The SOLE reason these products are disappearing is because of EU action. ie Project REACH. Australia, New Zealand, Canada, the USA - and all the other western markets for them have NO equivalent rules / restrictions in place or it seems any intention to follow in the EU's footsteps. Nobody in Hodgdon's plant / HQ in Kansas is stopping export to us - they simply can no longer do it as they'd be breaking EU law after next June. If anybody has an argument with the various parties over this, it's Brussels' door that should be knocked on. (and good luck at that - I'm sure there will be a really sympathetic response from this wonderful democratic listen to the people outfit!!)
Of course, there are many in our society who are of the view that implementing this sort clean-up action is 'about time / should have been done years ago'. That's their right to hold these views.

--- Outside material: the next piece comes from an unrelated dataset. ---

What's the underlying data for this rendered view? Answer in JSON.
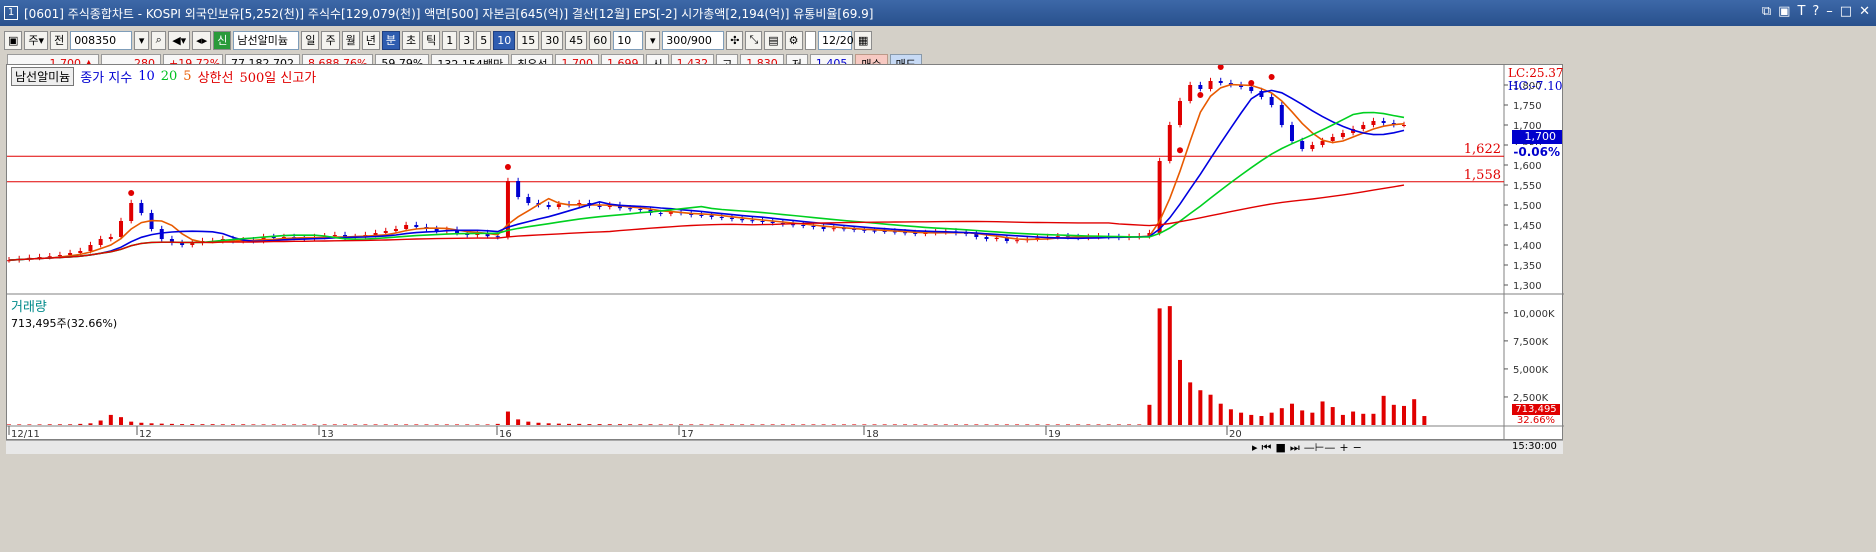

Another opposing view is that much of REACH like other such EU programmes is another form of indirect EU protectionism, whether it's farm and garden chemicals (that no longer work effectively in 'safe' forms) or propellants, or what's in the bottle of 'Cif' household cleaner that you buy. It effectively shuts out all non EU suppliers for whom the EU is a minor market and/or product reformulation is too difficult / expensive.
That's the final issue here. many people have said to me 'Surely, ADI or St. Marks Powder Co, or IMR can simply reformulate their powders replacing the 'dangerous' chemicals with 'safe' ones that do the same job. If only! It'd be as easy to reformulate Whisky say by simple product substitution - the whole is the sum of the parts and they all hang together, hence GD Canada introducing completely new IMR 'Enduron' grades.